Pero una vez conseguimos esa posición ideal, el cuerpo no “bloquea” automáticamente los dientes para que no vuelvan a moverse jamás. Los tejidos que rodean al diente tienen memoria, las fuerzas musculares siguen actuando y con el paso de los años se producen pequeños cambios fisiológicos.
Por eso, la respuesta a la pregunta del título es sí: los dientes pueden moverse otra vez tras la ortodoncia. De hecho, es algo completamente conocido y previsto por los ortodoncistas. No se trata de una complicación rara, sino de una característica propia de la biología dental. Precisamente por eso utilizamos retenedores al finalizar el tratamiento.
Hábitos que provocan el movimiento dental tras la ortodoncia
Ahora bien, además de esa tendencia fisiológica natural, hay otros factores que pueden hacer que los dientes se muevan tras la ortodoncia. Uno de los más importantes son determinados hábitos:
- Deglución atípica: Consiste en tragar empujando los dientes con la lengua en lugar de hacerlo de la forma correcta, lo que puede ejercer una presión constante y favorecer el desplazamiento de los dientes con el paso del tiempo.

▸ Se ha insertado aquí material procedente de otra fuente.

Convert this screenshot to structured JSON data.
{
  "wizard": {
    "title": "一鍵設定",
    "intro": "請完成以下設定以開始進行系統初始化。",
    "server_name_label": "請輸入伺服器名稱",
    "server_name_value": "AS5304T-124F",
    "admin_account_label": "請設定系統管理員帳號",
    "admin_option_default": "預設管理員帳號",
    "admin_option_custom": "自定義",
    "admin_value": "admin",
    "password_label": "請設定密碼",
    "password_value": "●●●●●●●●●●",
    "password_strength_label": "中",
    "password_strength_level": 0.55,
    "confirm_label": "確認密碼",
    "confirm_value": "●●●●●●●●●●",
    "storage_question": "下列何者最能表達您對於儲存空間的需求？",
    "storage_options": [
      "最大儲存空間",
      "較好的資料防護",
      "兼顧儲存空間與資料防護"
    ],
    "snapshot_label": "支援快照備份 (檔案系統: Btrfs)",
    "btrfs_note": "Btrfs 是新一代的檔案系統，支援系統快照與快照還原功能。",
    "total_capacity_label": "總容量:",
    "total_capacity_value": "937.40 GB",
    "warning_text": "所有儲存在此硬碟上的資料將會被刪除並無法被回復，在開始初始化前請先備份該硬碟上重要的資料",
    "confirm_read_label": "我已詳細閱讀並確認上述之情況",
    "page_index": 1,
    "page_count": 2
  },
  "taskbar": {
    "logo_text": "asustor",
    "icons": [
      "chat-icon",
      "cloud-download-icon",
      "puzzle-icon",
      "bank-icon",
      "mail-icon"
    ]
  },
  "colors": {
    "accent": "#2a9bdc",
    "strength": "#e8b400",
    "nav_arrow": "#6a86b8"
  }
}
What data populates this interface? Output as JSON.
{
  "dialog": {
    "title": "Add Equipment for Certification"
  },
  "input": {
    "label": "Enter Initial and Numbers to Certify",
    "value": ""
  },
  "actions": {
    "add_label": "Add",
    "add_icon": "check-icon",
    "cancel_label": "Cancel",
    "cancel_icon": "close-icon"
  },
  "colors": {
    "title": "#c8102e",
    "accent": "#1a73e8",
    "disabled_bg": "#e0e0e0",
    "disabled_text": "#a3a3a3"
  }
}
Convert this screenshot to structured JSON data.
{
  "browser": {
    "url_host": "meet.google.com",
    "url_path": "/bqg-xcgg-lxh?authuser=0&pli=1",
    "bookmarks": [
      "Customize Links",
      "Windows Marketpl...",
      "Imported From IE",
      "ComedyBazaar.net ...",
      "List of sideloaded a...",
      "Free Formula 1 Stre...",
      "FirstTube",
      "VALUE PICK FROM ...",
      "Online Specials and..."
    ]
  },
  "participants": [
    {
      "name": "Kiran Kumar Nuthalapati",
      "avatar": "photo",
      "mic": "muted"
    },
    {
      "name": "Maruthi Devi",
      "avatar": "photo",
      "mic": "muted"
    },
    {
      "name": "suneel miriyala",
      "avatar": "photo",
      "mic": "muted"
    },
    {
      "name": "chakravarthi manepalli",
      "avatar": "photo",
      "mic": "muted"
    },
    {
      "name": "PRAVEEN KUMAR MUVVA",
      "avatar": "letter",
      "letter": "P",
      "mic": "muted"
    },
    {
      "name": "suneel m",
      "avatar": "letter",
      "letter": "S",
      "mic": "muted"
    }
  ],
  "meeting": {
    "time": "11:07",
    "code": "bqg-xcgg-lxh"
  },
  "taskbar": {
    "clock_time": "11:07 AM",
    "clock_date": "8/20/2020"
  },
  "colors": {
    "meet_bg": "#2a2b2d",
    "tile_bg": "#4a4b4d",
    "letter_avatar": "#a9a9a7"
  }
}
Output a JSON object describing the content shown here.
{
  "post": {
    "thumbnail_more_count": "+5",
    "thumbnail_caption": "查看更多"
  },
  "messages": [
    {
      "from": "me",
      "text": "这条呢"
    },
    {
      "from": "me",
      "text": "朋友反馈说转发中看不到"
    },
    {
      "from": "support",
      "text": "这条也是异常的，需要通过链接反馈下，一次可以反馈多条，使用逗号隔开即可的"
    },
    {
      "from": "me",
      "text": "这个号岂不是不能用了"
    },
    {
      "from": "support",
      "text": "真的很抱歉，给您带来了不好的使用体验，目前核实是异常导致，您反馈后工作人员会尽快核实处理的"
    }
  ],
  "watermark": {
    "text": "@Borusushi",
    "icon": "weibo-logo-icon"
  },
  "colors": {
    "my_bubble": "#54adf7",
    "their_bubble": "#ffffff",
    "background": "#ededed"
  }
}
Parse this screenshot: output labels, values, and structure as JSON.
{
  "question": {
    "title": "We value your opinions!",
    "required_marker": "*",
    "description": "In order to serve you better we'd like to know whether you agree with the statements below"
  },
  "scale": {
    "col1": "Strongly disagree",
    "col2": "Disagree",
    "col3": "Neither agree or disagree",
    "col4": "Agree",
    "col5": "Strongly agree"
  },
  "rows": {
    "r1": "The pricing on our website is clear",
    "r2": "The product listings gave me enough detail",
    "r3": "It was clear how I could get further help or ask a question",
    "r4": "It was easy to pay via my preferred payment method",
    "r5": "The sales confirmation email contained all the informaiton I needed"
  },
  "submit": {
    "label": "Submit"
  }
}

- Otros hábitos repetidos: Morder bolígrafos, uñas, objetos o incluso empujar los dientes con la lengua de manera repetida.
- Problemas periodontales
- Bruxismo: Mueve los dientes al ejercer una fuerza excesiva y repetitiva sobre el ligamento periodontal
- No utilizar los retenedores el tiempo indicado: A veces el paciente termina su ortodoncia, ve el resultado perfecto y, como ya se siente bien, va relajando el uso de las férulas de retención.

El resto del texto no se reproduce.